Elang Jawa, Sang Garuda Indonesia
Garuda wishnu kencana adalah kendaraan (wahana) dewa wishnu.
Berukuran besar, berwarna emas, serta bertubuh manusia yang memiliki
paruh, sayap, dan cakar mirip elang. Dialah yang menjadi ide dasar
lambang negara Indonesia: Burung Garuda Pancasila.
Hal itu terlihat dari gambar rancangan awal lambang Negara Republik
Indonesia yang diajukan oleh Sultan Hamid II pada tahun 1950 kepada
presiden Soekarno. Kemudian, atas protes partai Masyumi yang menganggap
gambar bahu dan tangan manusia memegang perisai sangat berbau mitologi,
rancangan tersebut direvisi. Menjadi seluruhnya bertubuh burung yang
mengalungi perisai pancasila serta kakinya mencengkeram pita bertulisan
Bhinneka Tunggal Ika.
Tetapi baru pada 20 maret 1950 bentuk garuda pancasila dibuat menjadi
seperti sekarang. Kepala burungnya berjambul dan cengkeraman cakar pada
kakinya menjadi menghadap kedepan pita.
Lalu burung apakah yang pantas untuk di sematkan sebagai jelmaan garuda pancasila di alam nyata?
Untuk menjawab hal tersebut, kita harus mengamati bentuk lambang
garuda pancasila baik-baik. Lalu menyusun kriterianya. Seperti bertubuh
besar, berjambul tegas, bentangan sayap membulat, tungkai kaki bersisik
(bukan berbulu), serta endemik Indonesia. Kemudian kita juga harus
mengesampingkan beberapa hal. Seperti kalung perisai di dada, pita pada
cakar, serta jumlah bulu yang banyaknya sesuai dengan hari kemerdekaan
Republik Indonesia.
Status endemik Indonesia atau hanya ada di Indonesia, menurut saya
merupakan hal yang sangat penting. Sebab sang burung akan
merepresentasikan lambang negara. Sehingga tidak bernasib seperti burung
elang bondol (Haliastur indus) yang telah dianggap sebagai
jelmaan garuda oleh bangsa India. Padahal elang tersebut tidak hanya ada
di India saja, tetapi persebarannya mencapai seluruh Asia tenggara,
Cina, hingga ke Australia.
Setelah jelas kriterianya maka tiba saatnya kita mulai menelusuri.
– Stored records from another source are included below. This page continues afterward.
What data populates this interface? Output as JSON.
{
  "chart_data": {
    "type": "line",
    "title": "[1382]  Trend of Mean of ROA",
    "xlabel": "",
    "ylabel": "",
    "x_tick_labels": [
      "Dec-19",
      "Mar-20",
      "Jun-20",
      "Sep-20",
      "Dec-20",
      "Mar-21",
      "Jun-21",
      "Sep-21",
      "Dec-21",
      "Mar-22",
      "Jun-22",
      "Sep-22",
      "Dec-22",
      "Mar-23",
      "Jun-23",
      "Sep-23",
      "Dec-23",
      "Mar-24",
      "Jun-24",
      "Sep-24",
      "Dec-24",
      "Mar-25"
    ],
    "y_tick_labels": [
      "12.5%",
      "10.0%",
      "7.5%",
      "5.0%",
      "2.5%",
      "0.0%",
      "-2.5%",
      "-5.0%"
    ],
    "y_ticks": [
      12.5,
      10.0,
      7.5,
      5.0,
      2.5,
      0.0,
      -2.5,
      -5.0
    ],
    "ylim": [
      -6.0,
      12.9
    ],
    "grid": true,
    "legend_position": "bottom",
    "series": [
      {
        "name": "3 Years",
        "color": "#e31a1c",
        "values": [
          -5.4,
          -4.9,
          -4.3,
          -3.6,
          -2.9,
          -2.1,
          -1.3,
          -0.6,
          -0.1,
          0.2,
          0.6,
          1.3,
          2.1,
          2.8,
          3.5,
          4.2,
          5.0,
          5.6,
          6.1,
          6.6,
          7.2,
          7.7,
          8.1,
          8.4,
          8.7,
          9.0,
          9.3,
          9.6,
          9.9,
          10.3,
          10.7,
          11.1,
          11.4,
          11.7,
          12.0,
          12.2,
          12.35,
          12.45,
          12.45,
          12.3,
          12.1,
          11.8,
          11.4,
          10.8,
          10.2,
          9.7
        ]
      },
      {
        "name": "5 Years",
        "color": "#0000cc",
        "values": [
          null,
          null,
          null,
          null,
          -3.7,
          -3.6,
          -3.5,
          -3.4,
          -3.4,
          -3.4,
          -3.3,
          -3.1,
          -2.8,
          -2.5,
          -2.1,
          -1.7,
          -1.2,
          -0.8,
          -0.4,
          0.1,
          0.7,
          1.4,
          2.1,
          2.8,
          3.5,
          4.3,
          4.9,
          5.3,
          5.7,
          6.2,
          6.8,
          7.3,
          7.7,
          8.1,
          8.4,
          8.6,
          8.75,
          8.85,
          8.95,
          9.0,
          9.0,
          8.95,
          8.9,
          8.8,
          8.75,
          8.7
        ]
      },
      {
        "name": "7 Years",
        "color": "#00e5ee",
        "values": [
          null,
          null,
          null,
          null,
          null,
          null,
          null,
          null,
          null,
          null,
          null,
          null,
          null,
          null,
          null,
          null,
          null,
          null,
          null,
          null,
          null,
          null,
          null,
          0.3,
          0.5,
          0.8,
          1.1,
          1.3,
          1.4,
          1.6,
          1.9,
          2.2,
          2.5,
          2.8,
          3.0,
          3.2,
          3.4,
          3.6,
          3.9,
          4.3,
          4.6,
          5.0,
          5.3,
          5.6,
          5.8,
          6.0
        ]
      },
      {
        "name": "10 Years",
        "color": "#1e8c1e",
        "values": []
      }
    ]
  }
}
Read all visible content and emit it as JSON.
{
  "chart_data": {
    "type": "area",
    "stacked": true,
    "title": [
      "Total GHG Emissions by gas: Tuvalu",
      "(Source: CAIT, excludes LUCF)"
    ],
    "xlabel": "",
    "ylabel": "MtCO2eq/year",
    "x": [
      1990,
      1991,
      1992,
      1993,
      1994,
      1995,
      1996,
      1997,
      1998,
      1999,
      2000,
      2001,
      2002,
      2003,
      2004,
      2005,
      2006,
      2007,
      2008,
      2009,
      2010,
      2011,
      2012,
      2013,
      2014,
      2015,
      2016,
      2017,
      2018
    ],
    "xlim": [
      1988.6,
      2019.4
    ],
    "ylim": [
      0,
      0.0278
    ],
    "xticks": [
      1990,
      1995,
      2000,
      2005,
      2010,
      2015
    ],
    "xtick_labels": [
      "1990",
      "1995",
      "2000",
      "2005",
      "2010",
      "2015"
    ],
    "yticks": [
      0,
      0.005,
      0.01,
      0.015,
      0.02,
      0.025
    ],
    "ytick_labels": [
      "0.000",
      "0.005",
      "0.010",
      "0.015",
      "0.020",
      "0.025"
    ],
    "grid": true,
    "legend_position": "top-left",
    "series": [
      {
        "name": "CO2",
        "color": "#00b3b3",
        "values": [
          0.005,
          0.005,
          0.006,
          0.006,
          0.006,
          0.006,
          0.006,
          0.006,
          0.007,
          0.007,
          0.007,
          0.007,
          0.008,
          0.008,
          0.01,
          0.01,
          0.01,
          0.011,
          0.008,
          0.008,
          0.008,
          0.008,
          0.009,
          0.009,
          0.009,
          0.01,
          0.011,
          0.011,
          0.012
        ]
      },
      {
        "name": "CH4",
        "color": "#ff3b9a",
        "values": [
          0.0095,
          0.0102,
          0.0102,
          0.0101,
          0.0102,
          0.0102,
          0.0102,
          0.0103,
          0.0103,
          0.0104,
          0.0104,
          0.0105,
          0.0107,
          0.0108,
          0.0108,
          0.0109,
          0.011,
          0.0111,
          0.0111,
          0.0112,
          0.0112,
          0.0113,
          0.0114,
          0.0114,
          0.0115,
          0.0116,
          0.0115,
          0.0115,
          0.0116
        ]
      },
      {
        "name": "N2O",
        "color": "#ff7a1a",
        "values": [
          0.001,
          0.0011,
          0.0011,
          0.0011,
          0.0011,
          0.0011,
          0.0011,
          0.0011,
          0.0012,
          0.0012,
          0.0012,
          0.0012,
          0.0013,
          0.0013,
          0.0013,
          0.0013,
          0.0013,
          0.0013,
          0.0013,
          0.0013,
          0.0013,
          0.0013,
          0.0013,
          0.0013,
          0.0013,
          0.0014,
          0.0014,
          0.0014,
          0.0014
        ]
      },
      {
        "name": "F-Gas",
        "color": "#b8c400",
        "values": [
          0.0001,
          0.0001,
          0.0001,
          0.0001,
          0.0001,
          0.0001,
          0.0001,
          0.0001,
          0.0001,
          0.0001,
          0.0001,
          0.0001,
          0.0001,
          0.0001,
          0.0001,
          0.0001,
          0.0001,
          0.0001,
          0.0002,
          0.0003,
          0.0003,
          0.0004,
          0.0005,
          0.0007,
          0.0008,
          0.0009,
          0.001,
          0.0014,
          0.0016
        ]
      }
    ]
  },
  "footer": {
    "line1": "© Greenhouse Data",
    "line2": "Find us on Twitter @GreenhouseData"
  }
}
Pertama, dari keterangan di atas tentang bentuk paruh, sayap, dan cakar
sudah jelas bahwa ia merupakan burung dari kelompok burung pemangsa
(raptor). Lalu jika melihat sorot matanya yang begitu tajam jelas
bukanlah sorot mata burung hantu tetapi lebih ke jenis burung elang.
Sebab sorot mata burung hantu cenderung lebih membelakak. Sehingga
meskipun burung hantu juga termasuk raptor yang memiliki paruh dan
bentangan sayap yang lebar, ia tidak cukup sesuai dengan gambaran burung
garuda pancasila.
Di Indonesia terdapat 70 jenis raptor diurnal/aktif disiang hari
(elang, alap-alap, rajawali). Satu spesies yang paling besar ukuran
tubuhnya adalah Rajawali ekor baji (Aquila audax). Dengan
panjang tubuh 80 - 104 cm dan bentangan sayap mencapai 186 - 227 cm (2 m
lebih), ia sungguh pas dengan gambaran mitologi garuda. Dimana
disebutkan “Tubuhnya begitu besar sehingga mampu menghalangi sinar
matahari”.
Sayangnya bentangan sayap burung rajawali ekor baji tidak membulat.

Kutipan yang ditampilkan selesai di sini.